Many people want to know if there are any NP problems that are not P Problems.
That means they would like to know if there are any problems where the answer
is hard to find, but if someone says he has the answer, it is easy to check
if that answer is correct.
This is probably the core of the article, but I find it misleading. The truth is that we need to either prove that the answer to a certain problem will always be hard to find (hence proving that P =/= NP) or we need to prove that all NP problems have in theory a P algorithm (P = NP). We currently have many NP (="easily" verifiable) problems that have no known solving algorithm in polynomial time. The evidence would so far suggest that P =/= NP, but this is empirical not mathematical. It's possible that all those non-P problems have some way to resolve them in P, but it doesn't look like it right now.
I would thus rephrase the core explanation as something like this:
"For problems where the correct answer can be checked easily, there are two possibilities: If (P = NP) is correct, that means there is always an easy way to come up with a solution no matter how complicated the problem is. If the opposite is correct (P =/= NP), there are some problems where the answer will always be difficult to find no matter how clever the solution is. We don't know yet which one of these possibilities is true."
the lack of a known polynomial time algorithm could be interpreted as evidence that P =/= NP, but it could just as easily be interpreted as evidence of our primitive state of knowledge with regard to algorithms. Suppose that P = NP, but the minimum complexity of any NP-Complete problem is O(n^(# of atoms in the universe)); we might never discover such a complicated algorithm, but that in no way implies it doesn't exist.
still, i see your point, but i think your phrasing is too complicated; i've changed it to this:
It is known that all P problems are NP problems; the proof
requires math which is too complicated for this article but
may be explained in the future. Many people want to know if
there are any NP problems that are not P Problems. That
means they would like to know if there are any problems
where the answer cannot easily be found by a computer, but
if someone says he has the answer, it is easy to use
a computer to check if that answer is correct.
Your idea about the the primitive state of our algorithm knowledge is interesting. This has nothing to do with the article, but I do believe there are deep philosophical implications here. If we knew (and could make use of the fact) that everything is P, it would fundamentally shift our relationship with reality. I would go so far as to say that P =/= NP is an instinctive model we have formed about the universe as it presents itself today. If this were to change, it would affect pretty much everything we're doing - I can't even begin to imagine what would happen on the day abstract problem solving becomes a P algorithm...
N^(1,000!!!!) is P but you need a rediculusly large number before 2^(N) is worse (N >= 2). Generally N^5 is about as far as you want before you can do anything with 3 digit numbers.
what happens in the example i gave above? if the minimum complexity of solving any np-complete problem is O(n^2e80) then we'd need such massively parallel computing that you'd have to turn pretty much every atom in the universe into a computing device.

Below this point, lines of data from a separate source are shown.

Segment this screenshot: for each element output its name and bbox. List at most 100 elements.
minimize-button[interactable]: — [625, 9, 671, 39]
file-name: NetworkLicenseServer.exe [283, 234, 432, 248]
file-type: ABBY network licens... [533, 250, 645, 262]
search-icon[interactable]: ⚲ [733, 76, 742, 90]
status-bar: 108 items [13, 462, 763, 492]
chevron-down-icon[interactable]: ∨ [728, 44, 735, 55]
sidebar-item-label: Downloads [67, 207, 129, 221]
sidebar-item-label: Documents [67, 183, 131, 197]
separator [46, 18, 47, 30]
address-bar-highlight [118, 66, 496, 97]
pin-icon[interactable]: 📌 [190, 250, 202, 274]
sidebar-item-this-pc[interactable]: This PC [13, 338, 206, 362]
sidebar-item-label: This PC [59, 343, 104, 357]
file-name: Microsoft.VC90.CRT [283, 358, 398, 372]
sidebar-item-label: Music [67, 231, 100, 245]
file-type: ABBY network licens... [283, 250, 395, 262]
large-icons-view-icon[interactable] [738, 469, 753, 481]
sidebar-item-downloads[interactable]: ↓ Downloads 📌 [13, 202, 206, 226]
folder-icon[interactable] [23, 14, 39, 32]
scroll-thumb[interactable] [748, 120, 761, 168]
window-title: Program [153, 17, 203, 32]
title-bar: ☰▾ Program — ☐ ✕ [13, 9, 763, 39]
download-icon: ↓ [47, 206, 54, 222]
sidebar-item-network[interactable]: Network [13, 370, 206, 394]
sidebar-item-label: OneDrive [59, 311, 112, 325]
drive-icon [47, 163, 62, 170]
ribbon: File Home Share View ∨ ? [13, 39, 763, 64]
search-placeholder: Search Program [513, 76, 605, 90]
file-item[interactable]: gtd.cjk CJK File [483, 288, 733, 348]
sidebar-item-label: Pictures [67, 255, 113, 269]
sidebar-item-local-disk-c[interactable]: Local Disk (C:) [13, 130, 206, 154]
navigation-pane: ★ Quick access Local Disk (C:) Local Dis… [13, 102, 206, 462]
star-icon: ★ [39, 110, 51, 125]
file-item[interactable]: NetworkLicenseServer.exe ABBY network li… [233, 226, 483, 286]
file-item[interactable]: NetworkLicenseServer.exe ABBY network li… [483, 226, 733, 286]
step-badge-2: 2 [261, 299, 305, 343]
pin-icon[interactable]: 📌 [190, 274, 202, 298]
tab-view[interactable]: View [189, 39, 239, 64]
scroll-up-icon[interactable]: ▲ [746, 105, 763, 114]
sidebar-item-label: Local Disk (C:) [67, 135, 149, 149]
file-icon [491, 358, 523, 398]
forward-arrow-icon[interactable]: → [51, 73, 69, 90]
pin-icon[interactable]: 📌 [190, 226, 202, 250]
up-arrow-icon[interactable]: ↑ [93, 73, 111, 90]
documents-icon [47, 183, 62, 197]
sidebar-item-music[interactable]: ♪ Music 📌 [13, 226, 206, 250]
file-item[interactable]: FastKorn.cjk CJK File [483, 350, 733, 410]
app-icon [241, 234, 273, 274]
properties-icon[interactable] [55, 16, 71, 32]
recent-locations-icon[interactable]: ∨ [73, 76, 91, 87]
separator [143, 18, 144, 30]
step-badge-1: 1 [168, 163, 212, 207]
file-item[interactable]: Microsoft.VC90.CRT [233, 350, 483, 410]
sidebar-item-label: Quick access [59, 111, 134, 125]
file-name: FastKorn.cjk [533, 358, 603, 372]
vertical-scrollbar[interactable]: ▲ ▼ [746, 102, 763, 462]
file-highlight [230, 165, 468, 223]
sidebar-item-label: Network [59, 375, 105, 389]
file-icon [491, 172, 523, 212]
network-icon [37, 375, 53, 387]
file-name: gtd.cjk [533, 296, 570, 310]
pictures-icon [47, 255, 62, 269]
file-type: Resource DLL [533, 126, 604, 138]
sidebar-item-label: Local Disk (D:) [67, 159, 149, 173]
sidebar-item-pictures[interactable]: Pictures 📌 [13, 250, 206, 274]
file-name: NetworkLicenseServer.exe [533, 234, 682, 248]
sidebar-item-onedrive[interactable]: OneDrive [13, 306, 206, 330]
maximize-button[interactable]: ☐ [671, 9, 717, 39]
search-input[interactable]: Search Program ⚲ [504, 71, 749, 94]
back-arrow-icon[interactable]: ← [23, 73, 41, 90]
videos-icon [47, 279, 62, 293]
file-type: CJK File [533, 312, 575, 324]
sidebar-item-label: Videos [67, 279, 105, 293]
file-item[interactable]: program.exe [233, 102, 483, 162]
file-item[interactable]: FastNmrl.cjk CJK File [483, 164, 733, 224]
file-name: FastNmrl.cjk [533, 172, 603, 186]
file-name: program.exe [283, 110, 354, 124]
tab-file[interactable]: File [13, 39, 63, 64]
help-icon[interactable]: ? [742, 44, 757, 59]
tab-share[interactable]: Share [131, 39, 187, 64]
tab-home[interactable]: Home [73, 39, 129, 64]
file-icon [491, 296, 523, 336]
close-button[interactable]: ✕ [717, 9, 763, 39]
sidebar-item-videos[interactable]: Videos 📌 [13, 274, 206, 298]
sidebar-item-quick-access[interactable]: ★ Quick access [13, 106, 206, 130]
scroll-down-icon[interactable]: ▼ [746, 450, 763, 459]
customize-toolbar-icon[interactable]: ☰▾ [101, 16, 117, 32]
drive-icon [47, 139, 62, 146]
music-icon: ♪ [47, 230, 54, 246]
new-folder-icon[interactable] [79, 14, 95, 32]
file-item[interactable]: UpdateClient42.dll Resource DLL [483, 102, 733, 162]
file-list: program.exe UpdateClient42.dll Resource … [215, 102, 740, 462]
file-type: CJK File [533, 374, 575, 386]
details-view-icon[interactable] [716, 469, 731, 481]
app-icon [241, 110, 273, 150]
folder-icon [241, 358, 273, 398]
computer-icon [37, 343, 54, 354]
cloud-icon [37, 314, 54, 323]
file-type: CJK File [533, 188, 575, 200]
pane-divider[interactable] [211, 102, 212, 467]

i agree that p != np is the instinctive model most theoreticians have about the universe, but if science has taught us anything in the last 100 years, it's that our instincts are often wrong, and the story of science will probably never be finished.
Absolutely, but I'd say that the idea of brute-forcing the entire universe - while theoretically and mathematically sound - goes against the spirit of what we're trying to express with Big O. Solutions like these work in a theoretical universe with infinite matter and possibly over infinite time, but if the world is indeed finite (which it may very well be) any Big O expression containing the sum of all states of all atoms in the universe does contain a practical infinity.
i'm not sure what you mean by the 'spirit' of Big-O; i find the question fascinating because it is relatively easy to understand the concepts involved, yet it's been 40+ years since we understood enough to be able to ask the question, and we still don't know the answer. when you couple that with the fact that the prevailing wisdom that our inability to find an algorithm implies that it can't exist, the contrarian in me goes nuts: the academic attitude is always "we're so smart, if we can't find it, it must not exist," and i get a kick out of arguing for more humility on their part.
even though a polynomial-time algorithm with a massive polynomial would still be computationally intractable, even a proof that such an algorithm exists, but is too complicated to express using all the atoms in the universe as bits would probably open the doors to all kinds of proofs and techniques we cant' even imagine.
I would thus rephrase the core explanation as something like this:
"For problems where the correct answer can be checked easily, there are two possibilities: If (P = NP) is correct, that means there is always an easy way to come up with a solution no matter how complicated the problem is. If the opposite is correct (P =/= NP), there are some problems where the answer will always be difficult to find no matter how clever the solution is. We don't know yet which one of these possibilities is true."